La question de l’indépendance professionnelle est au cœur du sujet. Les actes de biologie vétérinaire sont aujourd’hui pleinement assumés par l’Ordre comme des actes vétérinaires. Ils ne peuvent être en conséquence réalisés que sous l’autorité de vétérinaires, au sein d’une société vétérinaire. Or, selon l’article R.242-50 du Code rural et de la pêche maritime, figurant dans le Code de déontologie des vétérinaires publié en mars 2015, Cerba Vet, qui n’est pas détenue majoritairement par des vétérinaires, ne peut être, à cet égard, une société vétérinaire1 ! Du reste, son inscription à l’Ordre serait en passe d’être refusée par le conseil régional de l’Ordre d’Île-de-France.
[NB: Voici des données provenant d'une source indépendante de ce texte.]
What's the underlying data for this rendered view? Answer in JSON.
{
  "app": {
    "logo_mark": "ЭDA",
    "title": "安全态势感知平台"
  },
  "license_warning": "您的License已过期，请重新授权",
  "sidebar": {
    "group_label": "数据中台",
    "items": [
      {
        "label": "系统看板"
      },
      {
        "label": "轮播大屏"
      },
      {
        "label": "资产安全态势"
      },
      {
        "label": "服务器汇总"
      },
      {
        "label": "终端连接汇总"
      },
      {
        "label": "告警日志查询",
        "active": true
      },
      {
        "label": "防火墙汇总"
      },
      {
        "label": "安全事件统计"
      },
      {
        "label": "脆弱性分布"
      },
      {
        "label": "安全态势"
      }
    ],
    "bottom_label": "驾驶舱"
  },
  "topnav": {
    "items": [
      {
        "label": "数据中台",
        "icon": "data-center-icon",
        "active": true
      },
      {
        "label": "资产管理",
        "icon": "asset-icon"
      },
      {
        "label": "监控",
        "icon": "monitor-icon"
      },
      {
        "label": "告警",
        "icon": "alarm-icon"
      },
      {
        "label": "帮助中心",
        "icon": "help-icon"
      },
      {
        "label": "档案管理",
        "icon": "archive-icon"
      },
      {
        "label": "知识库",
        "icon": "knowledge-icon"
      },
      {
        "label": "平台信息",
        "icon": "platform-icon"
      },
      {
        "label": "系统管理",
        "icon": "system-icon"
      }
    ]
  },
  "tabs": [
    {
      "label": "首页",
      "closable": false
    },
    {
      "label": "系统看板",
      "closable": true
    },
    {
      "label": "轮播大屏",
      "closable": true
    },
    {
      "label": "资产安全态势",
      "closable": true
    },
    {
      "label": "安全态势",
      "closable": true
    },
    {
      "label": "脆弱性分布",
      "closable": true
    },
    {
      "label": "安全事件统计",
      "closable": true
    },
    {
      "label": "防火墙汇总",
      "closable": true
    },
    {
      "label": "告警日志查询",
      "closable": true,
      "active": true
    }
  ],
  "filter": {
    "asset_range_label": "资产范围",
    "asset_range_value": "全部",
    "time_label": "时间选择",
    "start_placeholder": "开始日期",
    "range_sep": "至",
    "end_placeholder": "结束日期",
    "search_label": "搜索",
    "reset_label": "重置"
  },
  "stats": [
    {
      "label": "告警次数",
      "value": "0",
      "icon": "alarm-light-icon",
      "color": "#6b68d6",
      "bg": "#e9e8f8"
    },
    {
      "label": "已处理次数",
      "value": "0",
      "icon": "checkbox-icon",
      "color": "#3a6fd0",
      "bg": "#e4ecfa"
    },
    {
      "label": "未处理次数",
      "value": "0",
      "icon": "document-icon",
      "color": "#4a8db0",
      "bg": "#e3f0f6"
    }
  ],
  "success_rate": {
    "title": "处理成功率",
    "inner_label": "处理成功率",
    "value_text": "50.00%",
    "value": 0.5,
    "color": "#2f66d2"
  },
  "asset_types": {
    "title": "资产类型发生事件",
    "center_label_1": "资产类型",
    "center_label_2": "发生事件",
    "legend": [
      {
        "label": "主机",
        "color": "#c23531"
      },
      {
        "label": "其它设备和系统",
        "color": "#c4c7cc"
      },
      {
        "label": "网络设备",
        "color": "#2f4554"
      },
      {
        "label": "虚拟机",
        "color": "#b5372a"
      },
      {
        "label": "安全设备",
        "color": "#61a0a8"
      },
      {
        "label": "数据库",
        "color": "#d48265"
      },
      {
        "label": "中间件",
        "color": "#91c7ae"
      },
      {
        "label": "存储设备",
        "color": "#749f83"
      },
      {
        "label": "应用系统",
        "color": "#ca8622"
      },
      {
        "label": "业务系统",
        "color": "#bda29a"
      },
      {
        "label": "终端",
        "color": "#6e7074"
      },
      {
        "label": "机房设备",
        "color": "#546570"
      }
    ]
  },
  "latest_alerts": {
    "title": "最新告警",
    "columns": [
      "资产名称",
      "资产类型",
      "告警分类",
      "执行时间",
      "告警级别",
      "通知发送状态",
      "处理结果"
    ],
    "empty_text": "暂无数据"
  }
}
Ce qui se joue actuellement est en réalité l’avenir de la profession vétérinaire tout entière : qu’une société financière parvienne à s’imposer dans le secteur de la biologie vétérinaire et ce seront les cliniques vétérinaires qui, demain, risquent d’être acquises à tour de bras par ces mêmes acteurs (voir page 63).
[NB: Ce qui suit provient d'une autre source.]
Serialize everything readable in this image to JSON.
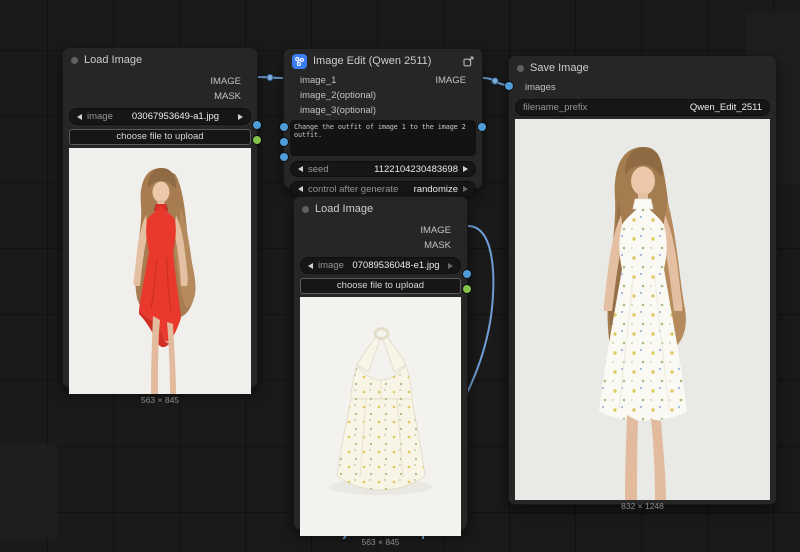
{
  "canvas": {
    "wire_color": "#6f9fd8",
    "image_port_color": "#4e9cd8",
    "mask_port_color": "#85c24c",
    "badge_color": "#3b7cf0"
  },
  "nodes": {
    "load_image_1": {
      "title": "Load Image",
      "outputs": [
        {
          "name": "IMAGE"
        },
        {
          "name": "MASK"
        }
      ],
      "image_widget": {
        "label": "image",
        "value": "03067953649-a1.jpg"
      },
      "upload_button": "choose file to upload",
      "size_label": "563 × 845"
    },
    "image_edit": {
      "title": "Image Edit (Qwen 2511)",
      "inputs": [
        {
          "name": "image_1"
        },
        {
          "name": "image_2(optional)"
        },
        {
          "name": "image_3(optional)"
        }
      ],
      "outputs": [
        {
          "name": "IMAGE"
        }
      ],
      "prompt": "Change the outfit of image 1 to the image 2 outfit.",
      "seed_widget": {
        "label": "seed",
        "value": "1122104230483698"
      },
      "control_widget": {
        "label": "control after generate",
        "value": "randomize"
      }
    },
    "load_image_2": {
      "title": "Load Image",
      "outputs": [
        {
          "name": "IMAGE"
        },
        {
          "name": "MASK"
        }
      ],
      "image_widget": {
        "label": "image",
        "value": "07089536048-e1.jpg"
      },
      "upload_button": "choose file to upload",
      "size_label": "563 × 845"
    },
    "save_image": {
      "title": "Save Image",
      "inputs": [
        {
          "name": "images"
        }
      ],
      "filename_widget": {
        "label": "filename_prefix",
        "value": "Qwen_Edit_2511"
      },
      "size_label": "832 × 1248"
    }
  }
}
En attendant, le processus de spécification de la biologie vétérinaire est en cours. « Et même irréversiblement. Avec un retard peu excusable, confesse Michel Baussier, l’Ordre prend ses responsabilités. »
Les actes de biologie vétérinaire devront être séparés en deux catégories : d’une part, les tests rapides, les recueils et les traitements de données biologiques à visée d’orientation diagnostique ou d’adaptation thérapeutique immédiate, qui sont réalisés par les cliniciens au sein des établissements de soins vétérinaires et exigés dans les cahiers des charges ; et d’autre part, les véritables examens d’histopathologie ou de biologie vétérinaires, qui nécessitent des compétences spécialisées et qui sont effectués dans les laboratoires vétérinaires d’analyses dédiés. Les vétérinaires praticiens qui adresseront des prélèvements à des laboratoires de biologie médicale engageront leur responsabilité légale.
Une carte de France des laboratoires privés et de leurs compétences sera établie. Michel Baussier pointe tout particulièrement la question de l’inscription à l’Ordre : « Celle des confrères est une démarche qui ne devra souffrir ni contestation ni exception. Il en ira de même à terme pour les sociétés d’exercice. Les litiges seront portés sans aucun état d’âme devant les tribunaux correctionnels. » Sera également défini le cahier des charges des établissements vétérinaires qui ne sont pas des établissements de soins vétérinaires. Enfin, avec le Conseil national de la spécialisation vétérinaire, seront examinées les compétences spécialisées admises sinon exigées.
Le risque encouru par ceux qui pratiqueront l’exercice illégal de la médecine ne sera mesuré que lorsqu’auront été saisies les juridictions et qu’un certain nombre de jugements auront été prononcés. La peine prévoit jusqu’à deux ans d’emprisonnement et 30 000 € d’amende. Pour autant, Michel Baussier se veut constructif : « Les vétérinaires ne sont pas à l’origine de cette partition. Maintenant, elle s’impose. Cependant, dès lors que les uns et les autres auront la volonté de régulariser les situations, l’Ordre national des vétérinaires préférera la médiation, pour les phases de transition, à l’action systématiquement et immédiatement contentieuse. »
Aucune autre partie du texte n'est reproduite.